Participants took part in the Ideal protocol in which they ate protein-based replacements for three of their four daily meals.
The diet restricted carbohydrates and was limited to 800 to 1,200 calories a day, compared to a common intake of 2,000 calories. Weight loss averaged 5.5 pounds the first week, then 2.14 pounds a week through week 19.
STORY: Obesity linked to specific cancers
“When they stay on this program, they’re flipping their metabolism. The body is burning fat as a primary source of nutrition,” said Kathy Bertsch, development consultant for Ideal Protein.
Krista Bohlen, research pharmacist for the Avera Institute for Human Genetics, said that in addition to the 24 women recovering from breast cancer, a companion piece of research is following eight women with cancer of the uterus. It’s a 10-year project.
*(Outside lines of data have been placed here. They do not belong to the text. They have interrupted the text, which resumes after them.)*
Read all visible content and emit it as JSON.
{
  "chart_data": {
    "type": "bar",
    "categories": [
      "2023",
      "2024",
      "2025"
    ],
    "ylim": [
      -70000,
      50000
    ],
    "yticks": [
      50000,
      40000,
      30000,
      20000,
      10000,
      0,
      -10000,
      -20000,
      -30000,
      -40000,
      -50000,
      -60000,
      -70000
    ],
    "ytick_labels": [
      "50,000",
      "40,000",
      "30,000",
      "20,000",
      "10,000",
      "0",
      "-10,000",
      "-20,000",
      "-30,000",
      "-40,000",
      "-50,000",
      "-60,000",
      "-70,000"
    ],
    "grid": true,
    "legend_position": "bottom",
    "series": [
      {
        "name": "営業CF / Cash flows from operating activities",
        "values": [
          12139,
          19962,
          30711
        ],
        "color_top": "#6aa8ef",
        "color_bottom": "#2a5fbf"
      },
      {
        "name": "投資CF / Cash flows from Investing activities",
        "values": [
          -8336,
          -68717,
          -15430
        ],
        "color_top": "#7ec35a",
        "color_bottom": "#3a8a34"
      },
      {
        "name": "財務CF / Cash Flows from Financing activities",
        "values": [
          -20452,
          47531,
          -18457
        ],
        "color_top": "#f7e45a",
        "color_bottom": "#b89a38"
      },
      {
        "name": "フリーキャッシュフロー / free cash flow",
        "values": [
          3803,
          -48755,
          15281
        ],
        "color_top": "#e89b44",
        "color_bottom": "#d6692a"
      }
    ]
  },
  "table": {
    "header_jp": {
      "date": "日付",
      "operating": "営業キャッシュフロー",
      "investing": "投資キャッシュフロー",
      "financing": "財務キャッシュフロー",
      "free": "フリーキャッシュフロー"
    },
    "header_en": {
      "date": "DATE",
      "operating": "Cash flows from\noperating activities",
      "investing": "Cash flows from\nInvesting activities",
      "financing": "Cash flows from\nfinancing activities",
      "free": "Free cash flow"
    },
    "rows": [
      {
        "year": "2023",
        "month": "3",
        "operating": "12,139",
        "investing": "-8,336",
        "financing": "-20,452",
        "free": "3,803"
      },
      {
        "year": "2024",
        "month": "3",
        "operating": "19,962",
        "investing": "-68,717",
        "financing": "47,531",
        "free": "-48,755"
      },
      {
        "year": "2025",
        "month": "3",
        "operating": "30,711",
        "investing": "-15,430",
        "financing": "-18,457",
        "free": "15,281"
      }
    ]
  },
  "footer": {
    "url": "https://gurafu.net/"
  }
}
“We’re all done now with the active weight loss. We’ll follow them until 2021,” Bohlen said.
Colleen Doyle, director of nutrition and physical activity for the American Cancer Society, said weight control has moved to the top of the list of recommendations for reducing cancer risk.
“One of the key changes is the evolution to an emphasis on encouraging a healthy dietary pattern, as opposed to individual foods or nutrients to reduce cancer risk,” Doyle said in a statement the society e-mailed from the Twin Cities.
This particular study is closed, but it might set the stage for larger trials on low-carb diets for cancer survivors. Results so far underscore the importance of diet and exercise for breast cancer survivors and hasten what Krie said she hopes will be a willingness of insurance carriers to share the cost.